Publisher: Picador
Publication Date: 6th February 2025
The Boy from the Sea is a novel that is set in Ireland in the 1970s. It opens prophetically with the arrival of a single baby boy, cast adrift and alone. The baby washes up ashore in a makeshift style float much to the interest and shock of the whole town of Killybegs on Ireland’s west coast in the county of Donegal. The story then follows the life and direction of this child as he grows up and navigates his sense of belonging and self. Brendan, as the child comes to be known, is adopted by a local family, the Bonnars, Ambrose and Christine who already have a young son Declan. The Bonnars are a working-class family with Ambrose himself a local fisherman and Christine, a cleaner at a hotel.
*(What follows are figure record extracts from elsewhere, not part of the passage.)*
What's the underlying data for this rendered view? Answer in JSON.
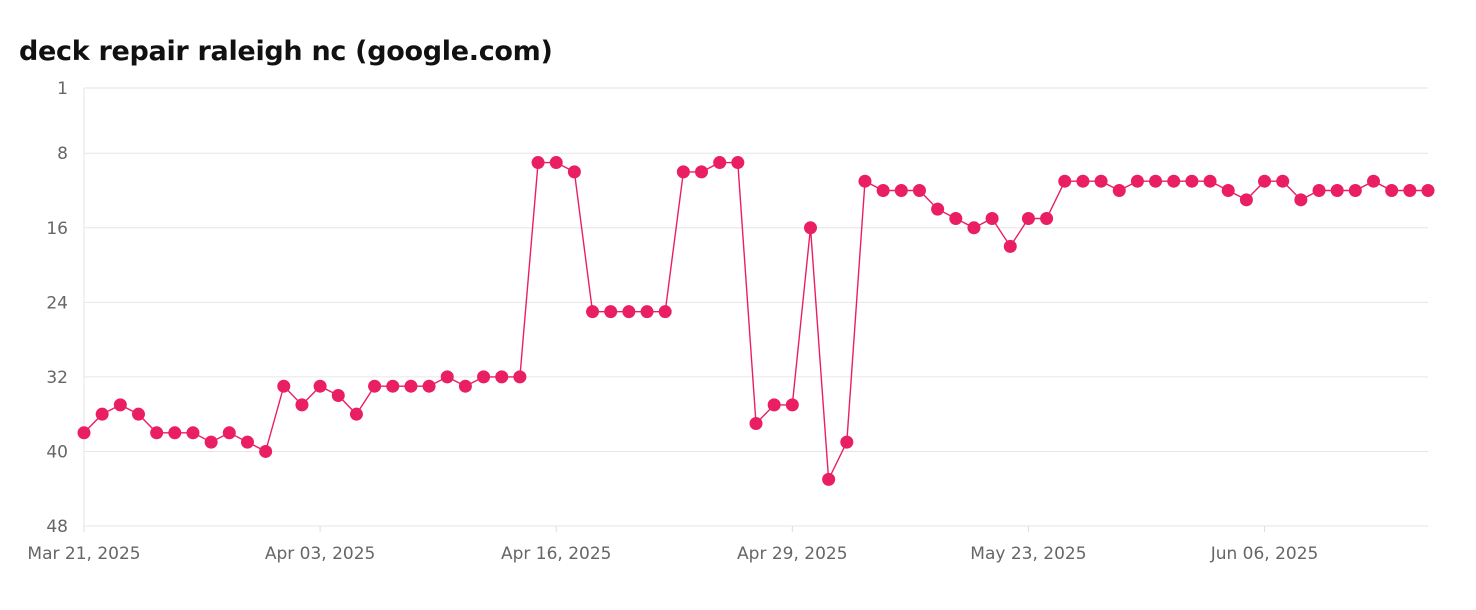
{
  "chart_data": {
    "type": "line",
    "title": "deck repair raleigh nc (google.com)",
    "xlabel": "",
    "ylabel": "",
    "y_axis_inverted": true,
    "ylim": [
      1,
      48
    ],
    "y_ticks": [
      "1",
      "8",
      "16",
      "24",
      "32",
      "40",
      "48"
    ],
    "x_ticks": [
      "Mar 21, 2025",
      "Apr 03, 2025",
      "Apr 16, 2025",
      "Apr 29, 2025",
      "May 23, 2025",
      "Jun 06, 2025"
    ],
    "grid": true,
    "legend": "none",
    "series": [
      {
        "color": "#e91e63",
        "values": [
          38,
          36,
          35,
          36,
          38,
          38,
          38,
          39,
          38,
          39,
          40,
          33,
          35,
          33,
          34,
          36,
          33,
          33,
          33,
          33,
          32,
          33,
          32,
          32,
          32,
          9,
          9,
          10,
          25,
          25,
          25,
          25,
          25,
          10,
          10,
          9,
          9,
          37,
          35,
          35,
          16,
          43,
          39,
          11,
          12,
          12,
          12,
          14,
          15,
          16,
          15,
          18,
          15,
          15,
          11,
          11,
          11,
          12,
          11,
          11,
          11,
          11,
          11,
          12,
          13,
          11,
          11,
          13,
          12,
          12,
          12,
          11,
          12,
          12,
          12
        ]
      }
    ]
  }
}
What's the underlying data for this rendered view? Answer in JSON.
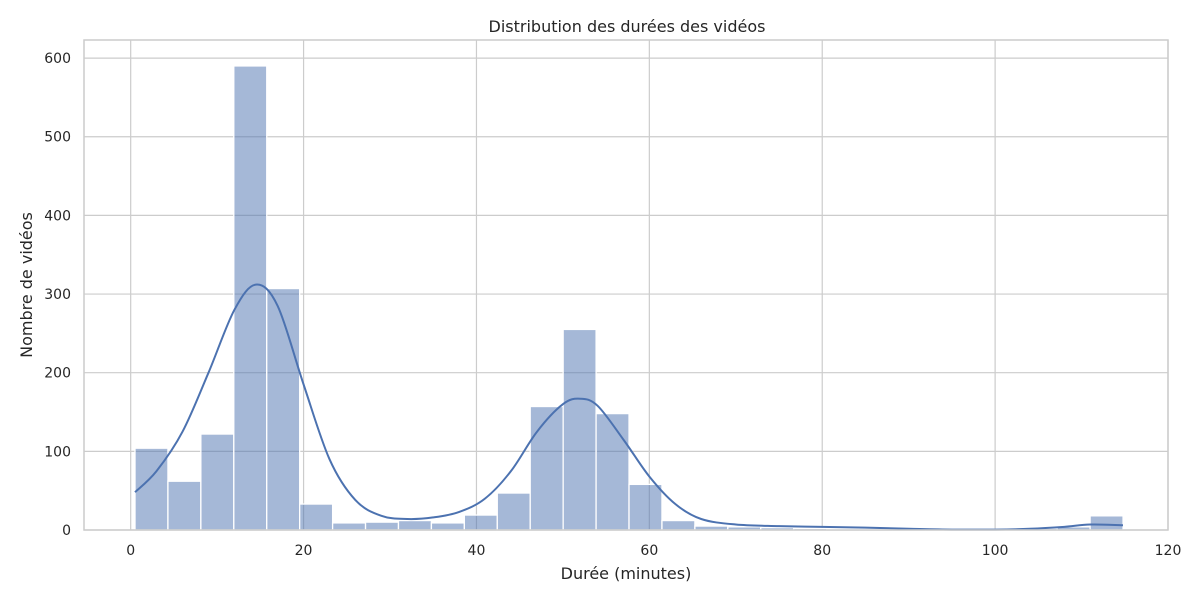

In the beginning they enjoy relative monetary success: Ambrose is a skilled fisherman who can read the oceans and knows instinctively where the biggest shoals will arise. However, during the course of the novel and with the passage of time, the industry experiences a complete overhaul, and boats are replaced by high tech giants that track fish using computers and hunt them in unprecedented numbers.
The progression of time is a done effectively in this novel and Carr deftly takes the reader through the family’s ups and downs, both their joys and their sorrows. These are also entwined and juxtaposed with highs and lows of the town of Killybegs inhabitants as well as society as a whole. We periodically read about named individuals who have experienced some life changing event, perhaps they have gone to hospital or a child of someone else has ended up in prison, another individual who has gone through financial hardship another who ran away. This feels again to be a commentary on not just the passage of time but also how we all, despite our close proximity, lead separate lives and have our own trials in life that we must face.
Declan’s and Brendan’s relationship is a key point of focus and the brother’s animosity grows over time fuelled by jealousy and resentment. This division is on occasion fed or enforced by Christine’s sister Phyllis who lives next to the Bonnar’s and has taken responsibility for the care of her and Christine’s elderly and infirm father, a role that provokes its own levels of resentment and longing. Despite the hardships many of the characters face, a sense of community prevails within the novel. Not least through the use of free indirect discourse used by the author. The narrator takes on almost a collective voice of the town’s inhabitants, beginning sentences with ‘we knew’ or ‘we always thought’ in this way the reader is drawn into conversations and speculations about central characters in a way that is both gossipy and intimate.
The Boy from the Sea is such a beautiful book that encompasses ideas about time, community and relationships. The characters are fully realised and poignantly portrayed; a beautiful exploration of humanity and connection.